Either you bootstrap:

   emake CC="$(tc-getCC)" bootstrap

which is sort of overkill here, or use the method of emacs-21.4-r12.ebuild, i.e. add the following three lines at the end of src_compile():

    einfo "Recompiling patched lisp files..."
    (cd lisp; emake recompile) || die
    emake CC="$(tc-getCC)" || die
Comment 12 Martin von Gagern 2007-08-21 12:08:59 UTC
Created attachment 128764 [details, diff]
Patch to ebuild to incorporate the fix

(In reply to comment #11)
> use the method of emacs-21.4-r12.ebuild,

Works now. I'd never have thought of running make in the top level dir again.
I've attached a patch to the ebuild. A bit different in formulation from what you originally suggested, but essentially the same.
Comment 13 Ulrich Müller gentoo-dev 2007-08-21 12:27:58 UTC
(In reply to comment #12)
> I've attached a patch to the ebuild. A bit different in formulation from
> what you originally suggested, but essentially the same.

The reason not to use option -C was that is a GNU make extension, and the ebuild should also run under FreeBSD (I don't know if -C exists there; it is a non-POSIX extension).
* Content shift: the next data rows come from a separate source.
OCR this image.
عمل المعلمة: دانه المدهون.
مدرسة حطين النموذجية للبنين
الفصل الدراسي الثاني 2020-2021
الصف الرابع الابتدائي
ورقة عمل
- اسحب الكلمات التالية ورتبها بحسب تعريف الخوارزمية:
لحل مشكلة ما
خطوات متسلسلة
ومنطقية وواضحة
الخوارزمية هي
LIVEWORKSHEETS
Better play it safe, especially if there is a trivial equivalent like (cd; make).
Comment 14 Ulrich Müller gentoo-dev 2007-08-21 12:34:30 UTC
Just wanted to post the patch to bug-gnu-emacs, but you were faster. ;)
Lets wait for upstream's opinion about it.
Comment 15 Ulrich Müller gentoo-dev 2007-08-22 05:00:26 UTC
Created attachment 128827 [details, diff]
emacs-22.1-backup-buffer.patch

For whatever reason, upstream prefers a different approach.
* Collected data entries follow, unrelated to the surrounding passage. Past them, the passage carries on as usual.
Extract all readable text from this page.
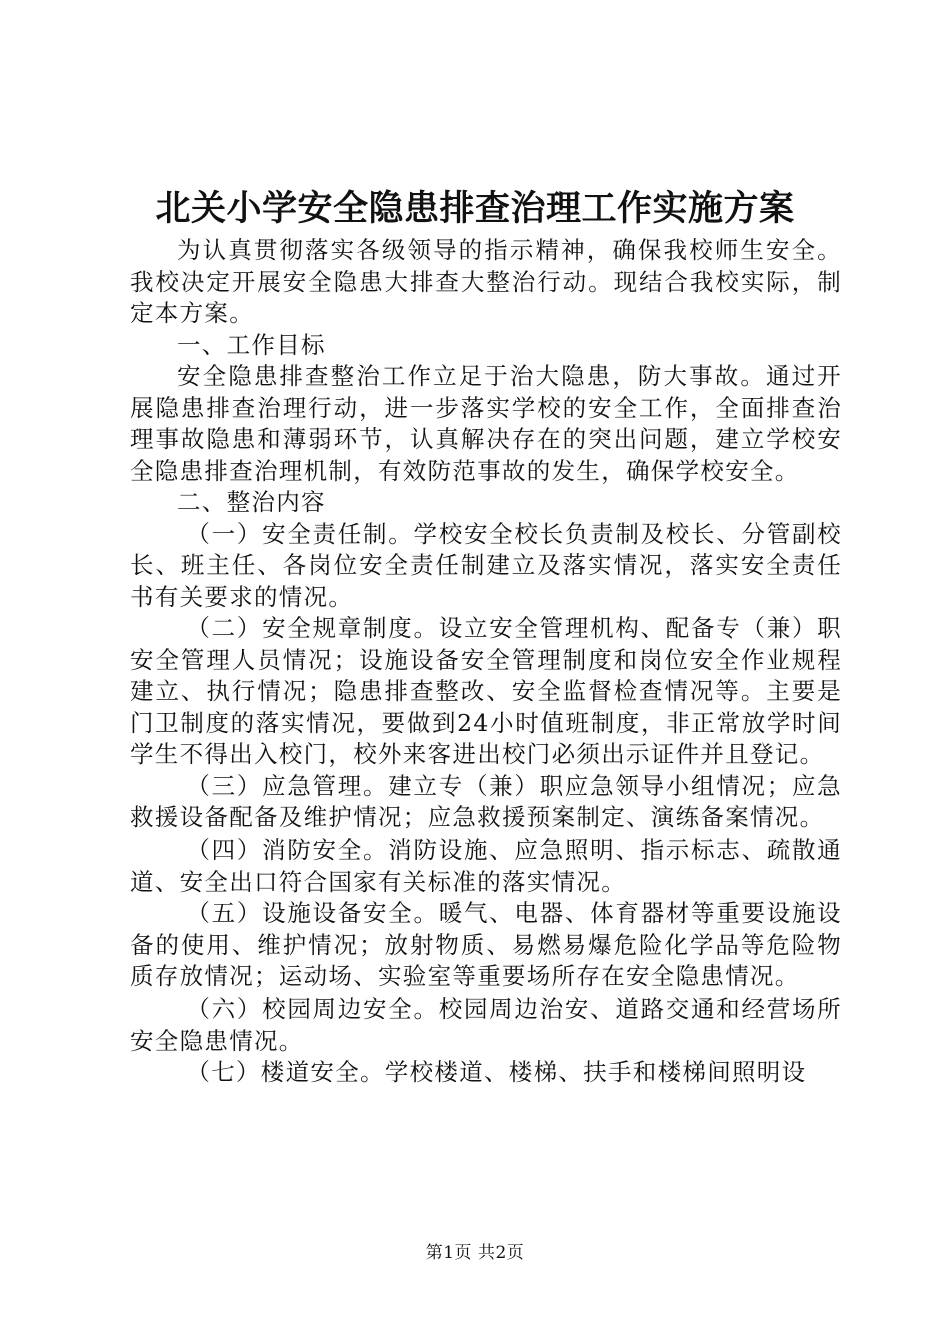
北关小学安全隐患排查治理工作实施方案

为认真贯彻落实各级领导的指示精神，确保我校师生安全。我校决定开展安全隐患大排查大整治行动。现结合我校实际，制定本方案。

一、工作目标

安全隐患排查整治工作立足于治大隐患，防大事故。通过开展隐患排查治理行动，进一步落实学校的安全工作，全面排查治理事故隐患和薄弱环节，认真解决存在的突出问题，建立学校安全隐患排查治理机制，有效防范事故的发生，确保学校安全。

二、整治内容

（一）安全责任制。学校安全校长负责制及校长、分管副校长、班主任、各岗位安全责任制建立及落实情况，落实安全责任书有关要求的情况。

（二）安全规章制度。设立安全管理机构、配备专（兼）职安全管理人员情况；设施设备安全管理制度和岗位安全作业规程建立、执行情况；隐患排查整改、安全监督检查情况等。主要是门卫制度的落实情况，要做到24小时值班制度，非正常放学时间学生不得出入校门，校外来客进出校门必须出示证件并且登记。

（三）应急管理。建立专（兼）职应急领导小组情况；应急救援设备配备及维护情况；应急救援预案制定、演练备案情况。

（四）消防安全。消防设施、应急照明、指示标志、疏散通道、安全出口符合国家有关标准的落实情况。

（五）设施设备安全。暖气、电器、体育器材等重要设施设备的使用、维护情况；放射物质、易燃易爆危险化学品等危险物质存放情况；运动场、实验室等重要场所存在安全隐患情况。

（六）校园周边安全。校园周边治安、道路交通和经营场所安全隐患情况。

（七）楼道安全。学校楼道、楼梯、扶手和楼梯间照明设

第1页 共2页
This is taken from the EMACS_22_BASE branch. (I've only included the first hunk since the rest are only comment changes.) Can you test if this works for you?
Comment 16 Martin von Gagern 2007-08-22 19:03:45 UTC
(In reply to comment #15)
> Can you test if this works for you?

Does work for my test case, yes.
As you are aware, there is still some discussion on bug-gnu-emacs, where I posted a comment regarding that fix as well. Might perhaps be too filesystem-specific.
Comment 17 Ulrich Müller gentoo-dev 2007-08-24 07:35:02 UTC
RMS locutus causa finita. ;-)
Fixed in 22.1-r1, using my first patch from attachment #128742 [details, diff].

Martin, thank you for reporting and for the good work.